Their research has focused on improving the care and outcomes of critically ill patients with ICU-acquired brain disease (manifested acutely as delirium and chronically as long-term cognitive impairment).

Their team developed the primary tool by which delirium is measured in ICU-based trials and clinically at the bedside in ICUs worldwide. The Confusion Assessment Method for the ICU (CAM-ICU) has been translated into 35 languages and is recommended as a standard of care by the Society of Critical Care Medicine for all patients on mechanical ventilation.

They were also instrumental in the development of the ABCDEF bundle, which provides a novel way for interprofessional ICU teams to work together to focus on pain reduction, appropriate sedation, delirium prevention, increased mobility to reduce ventilator days, improved sleep hygiene, and increased family involvement.

The CIBS Center has amassed thousands of patients for cohort studies and randomized controlled trials, and together Ely and Pun built the methodology for ICU-acquired brain disease research and newly adopted treatment paradigms, including the ABCDEF bundle.  

They have designed and conduced numerous clinical trials and cohort studies in the areas of delirium and acquired-dementia, including Alzheimer’s Disease and Related Dementias (ADRD), sepsis and most recently COVID-19.

In addition to his role with the CIBS Center, Ely serves as the Grant W. Liddle endowed chair in medicine, and he is a physician-scientist and tenured professor at Vanderbilt University Medical Center.

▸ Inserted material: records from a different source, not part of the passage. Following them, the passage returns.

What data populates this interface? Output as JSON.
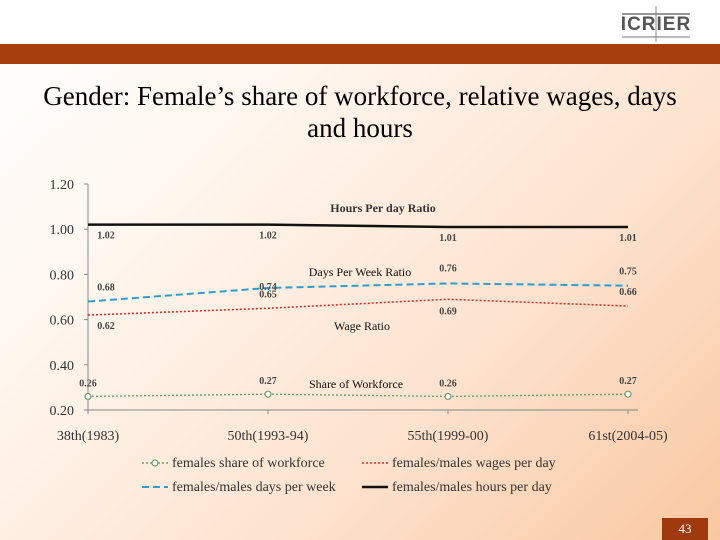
{
  "slide": {
    "title": "Gender: Female’s share of workforce, relative wages, days and hours",
    "logo_text": "ICRIER",
    "page_number": "43"
  },
  "colors": {
    "band": "#a53e0c",
    "share": "#6aa06a",
    "wages": "#e0302a",
    "days": "#2a9fd6",
    "hours": "#111111"
  },
  "chart_data": {
    "type": "line",
    "categories": [
      "38th(1983)",
      "50th(1993-94)",
      "55th(1999-00)",
      "61st(2004-05)"
    ],
    "ylim": [
      0.2,
      1.2
    ],
    "yticks": [
      "0.20",
      "0.40",
      "0.60",
      "0.80",
      "1.00",
      "1.20"
    ],
    "yticks_values": [
      0.2,
      0.4,
      0.6,
      0.8,
      1.0,
      1.2
    ],
    "grid": false,
    "legend_placement": "bottom",
    "series": [
      {
        "key": "share",
        "name": "females share of workforce",
        "values": [
          0.26,
          0.27,
          0.26,
          0.27
        ],
        "labels": [
          "0.26",
          "0.27",
          "0.26",
          "0.27"
        ],
        "style": "dotted-markers",
        "annotation": "Share of Workforce"
      },
      {
        "key": "wages",
        "name": "females/males wages per day",
        "values": [
          0.62,
          0.65,
          0.69,
          0.66
        ],
        "labels": [
          "0.62",
          "0.65",
          "0.69",
          "0.66"
        ],
        "style": "dotted",
        "annotation": "Wage Ratio"
      },
      {
        "key": "days",
        "name": "females/males days per week",
        "values": [
          0.68,
          0.74,
          0.76,
          0.75
        ],
        "labels": [
          "0.68",
          "0.74",
          "0.76",
          "0.75"
        ],
        "style": "dashed",
        "annotation": "Days Per  Week  Ratio"
      },
      {
        "key": "hours",
        "name": "females/males hours per day",
        "values": [
          1.02,
          1.02,
          1.01,
          1.01
        ],
        "labels": [
          "1.02",
          "1.02",
          "1.01",
          "1.01"
        ],
        "style": "solid",
        "annotation": "Hours Per day Ratio"
      }
    ]
  }
}
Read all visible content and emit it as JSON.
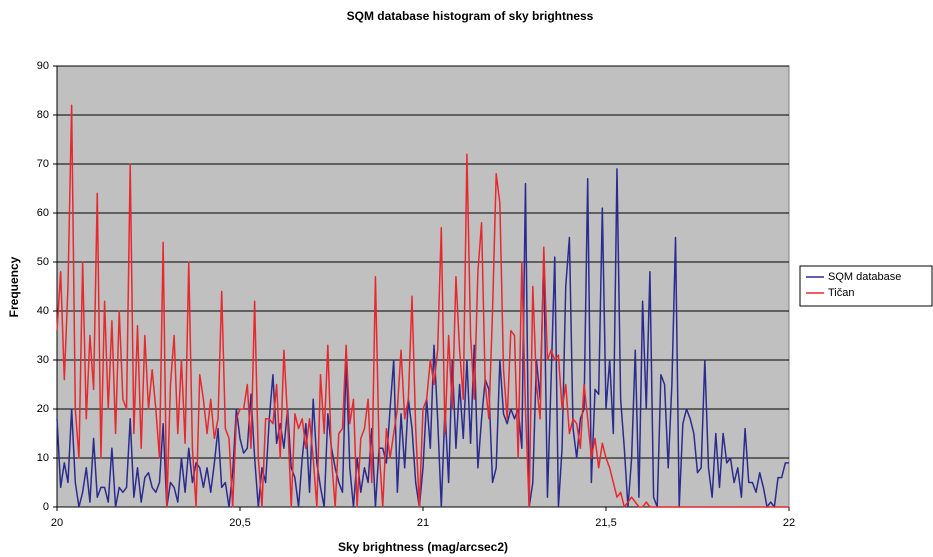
{
  "chart_data": {
    "type": "line",
    "title": "SQM database histogram of sky brightness",
    "xlabel": "Sky brightness (mag/arcsec2)",
    "ylabel": "Frequency",
    "x": [
      20,
      20.01,
      20.02,
      20.03,
      20.04,
      20.05,
      20.06,
      20.07,
      20.08,
      20.09,
      20.1,
      20.11,
      20.12,
      20.13,
      20.14,
      20.15,
      20.16,
      20.17,
      20.18,
      20.19,
      20.2,
      20.21,
      20.22,
      20.23,
      20.24,
      20.25,
      20.26,
      20.27,
      20.28,
      20.29,
      20.3,
      20.31,
      20.32,
      20.33,
      20.34,
      20.35,
      20.36,
      20.37,
      20.38,
      20.39,
      20.4,
      20.41,
      20.42,
      20.43,
      20.44,
      20.45,
      20.46,
      20.47,
      20.48,
      20.49,
      20.5,
      20.51,
      20.52,
      20.53,
      20.54,
      20.55,
      20.56,
      20.57,
      20.58,
      20.59,
      20.6,
      20.61,
      20.62,
      20.63,
      20.64,
      20.65,
      20.66,
      20.67,
      20.68,
      20.69,
      20.7,
      20.71,
      20.72,
      20.73,
      20.74,
      20.75,
      20.76,
      20.77,
      20.78,
      20.79,
      20.8,
      20.81,
      20.82,
      20.83,
      20.84,
      20.85,
      20.86,
      20.87,
      20.88,
      20.89,
      20.9,
      20.91,
      20.92,
      20.93,
      20.94,
      20.95,
      20.96,
      20.97,
      20.98,
      20.99,
      21,
      21.01,
      21.02,
      21.03,
      21.04,
      21.05,
      21.06,
      21.07,
      21.08,
      21.09,
      21.1,
      21.11,
      21.12,
      21.13,
      21.14,
      21.15,
      21.16,
      21.17,
      21.18,
      21.19,
      21.2,
      21.21,
      21.22,
      21.23,
      21.24,
      21.25,
      21.26,
      21.27,
      21.28,
      21.29,
      21.3,
      21.31,
      21.32,
      21.33,
      21.34,
      21.35,
      21.36,
      21.37,
      21.38,
      21.39,
      21.4,
      21.41,
      21.42,
      21.43,
      21.44,
      21.45,
      21.46,
      21.47,
      21.48,
      21.49,
      21.5,
      21.51,
      21.52,
      21.53,
      21.54,
      21.55,
      21.56,
      21.57,
      21.58,
      21.59,
      21.6,
      21.61,
      21.62,
      21.63,
      21.64,
      21.65,
      21.66,
      21.67,
      21.68,
      21.69,
      21.7,
      21.71,
      21.72,
      21.73,
      21.74,
      21.75,
      21.76,
      21.77,
      21.78,
      21.79,
      21.8,
      21.81,
      21.82,
      21.83,
      21.84,
      21.85,
      21.86,
      21.87,
      21.88,
      21.89,
      21.9,
      21.91,
      21.92,
      21.93,
      21.94,
      21.95,
      21.96,
      21.97,
      21.98,
      21.99,
      22
    ],
    "series": [
      {
        "name": "SQM database",
        "color": "#2b2b8f",
        "values": [
          18,
          4,
          9,
          5,
          20,
          5,
          0,
          3,
          8,
          1,
          14,
          2,
          4,
          4,
          1,
          12,
          0,
          4,
          3,
          4,
          18,
          2,
          8,
          1,
          6,
          7,
          4,
          3,
          5,
          17,
          0,
          5,
          4,
          1,
          10,
          3,
          12,
          5,
          9,
          8,
          4,
          8,
          3,
          9,
          16,
          4,
          5,
          0,
          7,
          20,
          14,
          11,
          12,
          23,
          10,
          0,
          8,
          5,
          18,
          27,
          13,
          17,
          12,
          20,
          8,
          6,
          0,
          10,
          17,
          3,
          22,
          9,
          4,
          0,
          19,
          12,
          8,
          5,
          3,
          30,
          8,
          0,
          10,
          3,
          8,
          5,
          16,
          0,
          12,
          12,
          9,
          20,
          30,
          3,
          19,
          8,
          22,
          16,
          5,
          0,
          8,
          22,
          12,
          33,
          18,
          0,
          20,
          5,
          30,
          12,
          25,
          14,
          30,
          13,
          33,
          8,
          18,
          26,
          24,
          5,
          8,
          30,
          19,
          17,
          20,
          18,
          20,
          12,
          66,
          0,
          5,
          30,
          22,
          51,
          2,
          26,
          51,
          0,
          12,
          45,
          55,
          16,
          10,
          18,
          20,
          67,
          5,
          24,
          23,
          61,
          20,
          30,
          15,
          69,
          22,
          12,
          0,
          10,
          32,
          2,
          42,
          20,
          48,
          2,
          0,
          27,
          25,
          8,
          25,
          55,
          0,
          17,
          20,
          18,
          15,
          7,
          8,
          30,
          8,
          2,
          15,
          4,
          15,
          9,
          10,
          5,
          8,
          2,
          16,
          5,
          5,
          3,
          7,
          4,
          0,
          1,
          0,
          6,
          6,
          9,
          9
        ]
      },
      {
        "name": "Tičan",
        "color": "#e8282e",
        "values": [
          36,
          48,
          26,
          45,
          82,
          20,
          10,
          50,
          18,
          35,
          24,
          64,
          10,
          42,
          20,
          38,
          15,
          40,
          22,
          20,
          70,
          15,
          37,
          12,
          35,
          20,
          28,
          20,
          10,
          54,
          0,
          25,
          35,
          15,
          30,
          13,
          50,
          12,
          0,
          27,
          22,
          15,
          22,
          14,
          18,
          44,
          16,
          14,
          0,
          18,
          20,
          20,
          25,
          12,
          42,
          10,
          0,
          18,
          18,
          17,
          25,
          10,
          32,
          18,
          0,
          19,
          16,
          18,
          12,
          18,
          10,
          0,
          27,
          15,
          33,
          10,
          0,
          15,
          16,
          33,
          17,
          22,
          0,
          14,
          16,
          22,
          5,
          47,
          12,
          0,
          16,
          10,
          15,
          20,
          32,
          18,
          22,
          43,
          16,
          0,
          20,
          22,
          30,
          25,
          32,
          57,
          15,
          35,
          20,
          47,
          32,
          22,
          72,
          35,
          22,
          48,
          58,
          25,
          18,
          40,
          68,
          62,
          28,
          18,
          36,
          35,
          10,
          50,
          20,
          0,
          45,
          25,
          18,
          53,
          30,
          32,
          30,
          31,
          20,
          25,
          15,
          18,
          17,
          12,
          25,
          18,
          10,
          14,
          8,
          13,
          10,
          8,
          5,
          2,
          3,
          0,
          1,
          2,
          1,
          0,
          0,
          1,
          0,
          0,
          0,
          0,
          0,
          0,
          0,
          0,
          0,
          0,
          0,
          0,
          0,
          0,
          0,
          0,
          0,
          0,
          0,
          0,
          0,
          0,
          0,
          0,
          0,
          0,
          0,
          0,
          0,
          0,
          0,
          0,
          0,
          0,
          0,
          0,
          0,
          0,
          0
        ]
      }
    ],
    "xlim": [
      20,
      22
    ],
    "ylim": [
      0,
      90
    ],
    "xticks": [
      20,
      {
        "value": 20.5,
        "label": "20,5"
      },
      21,
      {
        "value": 21.5,
        "label": "21,5"
      },
      22
    ],
    "yticks": [
      0,
      10,
      20,
      30,
      40,
      50,
      60,
      70,
      80,
      90
    ],
    "grid": true,
    "legend": "right",
    "background": "#c0c0c0"
  }
}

He is also associate director of aging research for Tennessee Valley Veterans Affairs Geriatric Research Education Clinical Center (GRECC) in Nashville.

Pun received a bachelor’s in nursing from Wheeling Jesuit University, a master’s from Vanderbilt University School of Nursing, and a Doctor of Nursing Practice from University of North Carolina – Chapel Hill.

Ely earned undergraduate, master’s in public health and medical degrees at Tulane University, New Orleans.

About the AACN Pioneering Spirit Award: The annual AACN Pioneering Spirit Award recognizes significant contributions that influence progressive and critical care nursing regionally and nationally, and relate to AACN’s mission, vision and values. Recipients of this Visionary Leadership Award come from business, academia and healthcare. Other Visionary Leadership awards, AACN’s highest honor, include the Lifetime Membership Award and the Marguerite Rodgers Kinney Award for a Distinguished Career.

About the National Teaching Institute & Critical Care Exposition: Established in 1974, AACN’s National Teaching Institute & Critical Care Exposition (NTI) represents the world’s largest educational conference and trade show for nurses who care for acutely and critically ill patients and their families. Bedside nurses, nurse educators, nurse managers, clinical nurse specialists and nurse practitioners attend NTI.

About the American Association of Critical-Care Nurses: For more than 50 years, the American Association of Critical-Care Nurses (AACN) has been dedicated to acute and critical care nursing excellence. The organization’s vision is to create a healthcare system driven by the needs of patients and their families in which acute and critical care nurses make their optimal contribution. AACN is the world's largest specialty nursing organization, with about 130,000 members and over 200 chapters in the United States.